Dra. Carmen Amezcua | Columna Invitada
Desde el primer minuto, llegar a la clínica fue una ruptura con cualquier fantasía. Nada de velas, cantos ni estética de retiro. Lo que encontré, en cambio, fue un entorno completamente medicalizado: doctores con pijama quirúrgica, enfermeras impecables, equipos de monitoreo, protocolos, consentimiento informado, laboratorios, electrocardiogramas, ecocardiogramas. Un hospital, en el sentido más literal de la palabra.
Había aceptado la invitación tanto por curiosidad intelectual como por responsabilidad profesional. Quería conocer de primera mano cómo se trabaja clínicamente con una molécula que, para bien o para mal, está atrapada entre dos mundos: el de la medicina ancestral y el de la moderna. Un territorio incómodo, polémico y, por eso mismo, urgente.
La ibogaína y su metabolito activo, la noribogaína, no son una moda pasajera. Son herramientas con décadas de historia, con evidencia aún insuficiente pero en crecimiento, y con un trasfondo que revela lo mucho que seguimos ignorando sobre el trauma, la conducta y la conciencia.
Una planta maestra con un linaje espiritual
La ibogaína proviene de Tabernanthe iboga, una planta de África occidental asociada al culto Bwiti en Gabón. Allí se utiliza como sacramento y como medicina en ritos de iniciación, curación y cohesión comunitaria.

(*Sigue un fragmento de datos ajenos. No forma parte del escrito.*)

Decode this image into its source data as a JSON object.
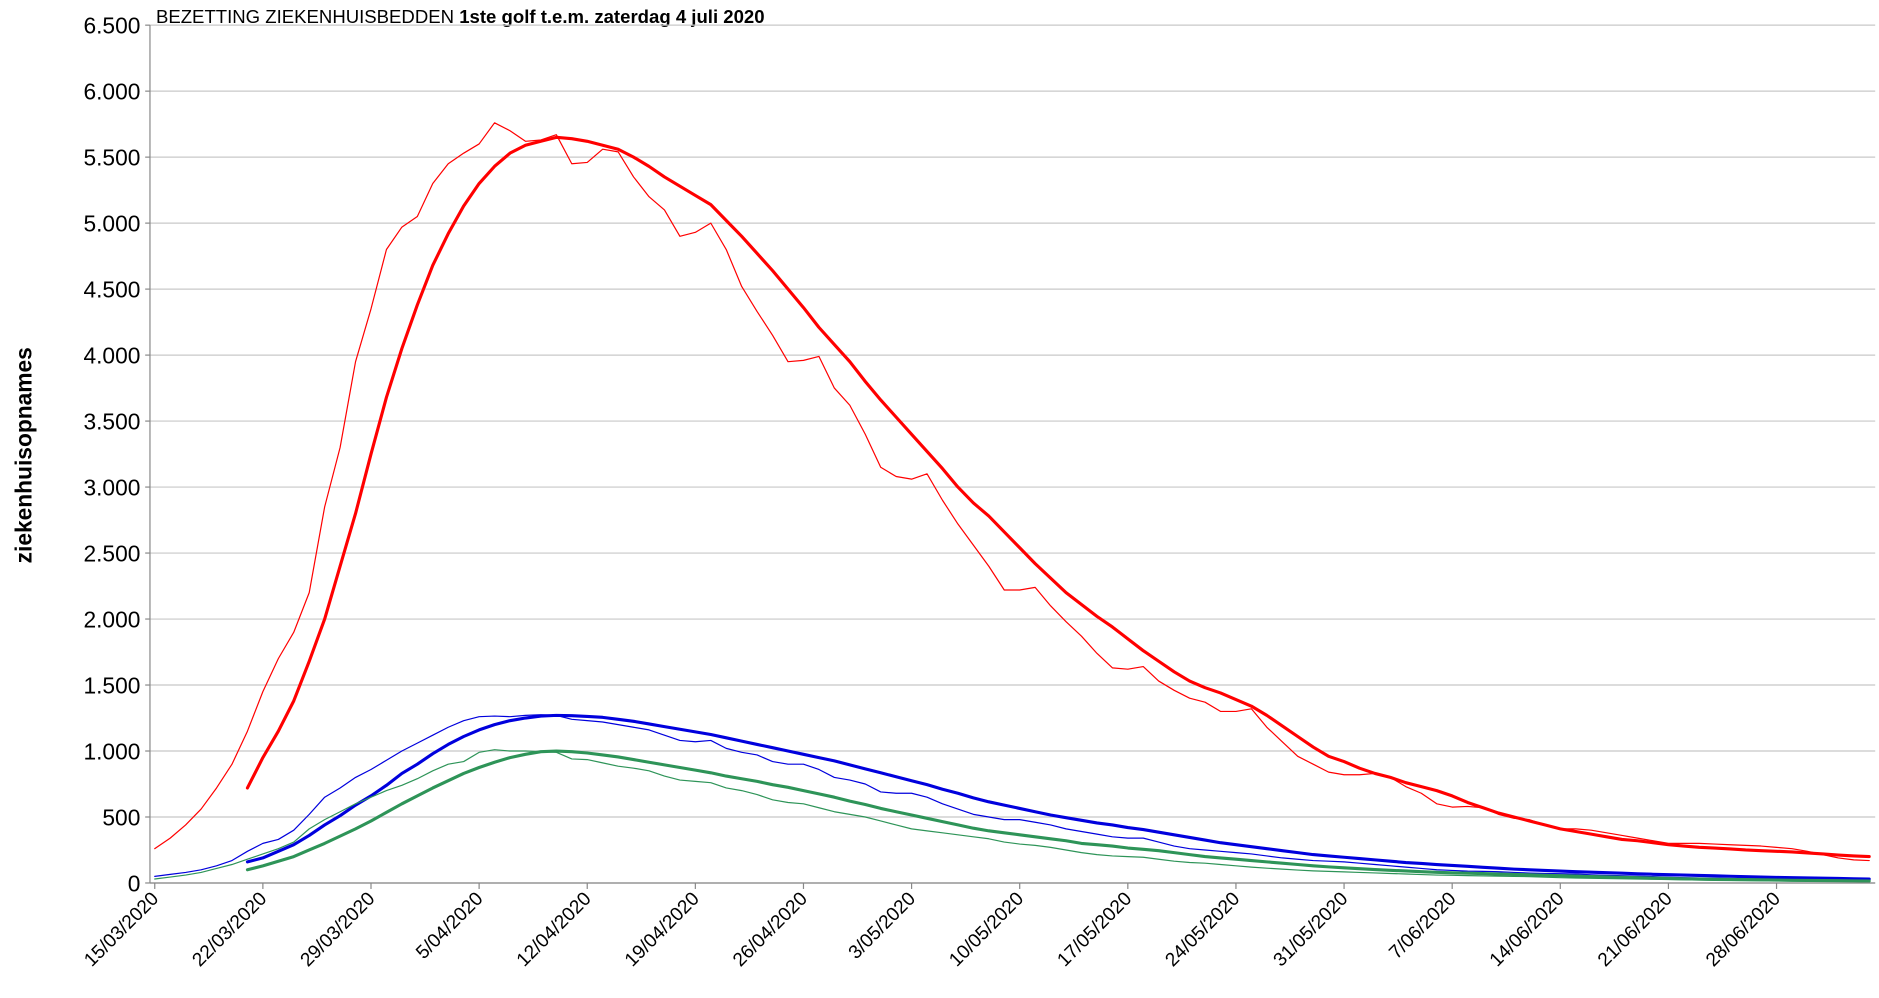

Occidente la conoció en el siglo XX. En Francia llegó a comercializarse como estimulante, hasta que la llamada “guerra contra las drogas” la empujó a la misma narrativa que enterró a otras sustancias con potencial terapéutico. Desde entonces, la investigación formal avanzó con dificultad, con costos altos y un estigma persistente.
Conviene decirlo con claridad. La ibogaína no encaja en el molde simplista de “droga recreativa”. Su perfil es complejo, la experiencia subjetiva puede ser intensa y hasta desagradable, y el riesgo médico existe. Precisamente por eso hay que hablar de ella con sobriedad.
Una promesa real con un riesgo real
En los últimos años, la conversación científica sobre la ibogaína se ha ampliado. Han aparecido revisiones sistemáticas y análisis farmacológicos que actualizan lo que sabemos —y lo que todavía ignoramos— sobre su farmacocinética, su farmacodinamia y sus posibles aplicaciones en los trastornos por uso de sustancias.
Lo más relevante es que hay señales relativamente consistentes de que la ibogaína puede disminuir síntomas de abstinencia y reducir el deseo de consumo en ciertos contextos, en particular en la dependencia a opioides.
Pero, en paralelo, existe un riesgo que no conviene minimizar. La cardiotoxicidad está documentada y obliga a un enfoque clínico de alta vigilancia. La prolongación del intervalo QT —un cambio en la actividad eléctrica del corazón que puede desestabilizar el ritmo— y la posibilidad de arritmias potencialmente mortales exigen selección cuidadosa de pacientes, monitoreo continuo y protocolos claros de reducción de riesgo.
Incluso estudios tempranos con noribogaína han mostrado una prolongación del intervalo QT dependiente de la concentración, lo que refuerza una idea básica. El entorno médico no es un lujo, sino una condición mínima de seguridad.
O sea que esta medicina puede abrir puertas, pero el margen de error es estrecho.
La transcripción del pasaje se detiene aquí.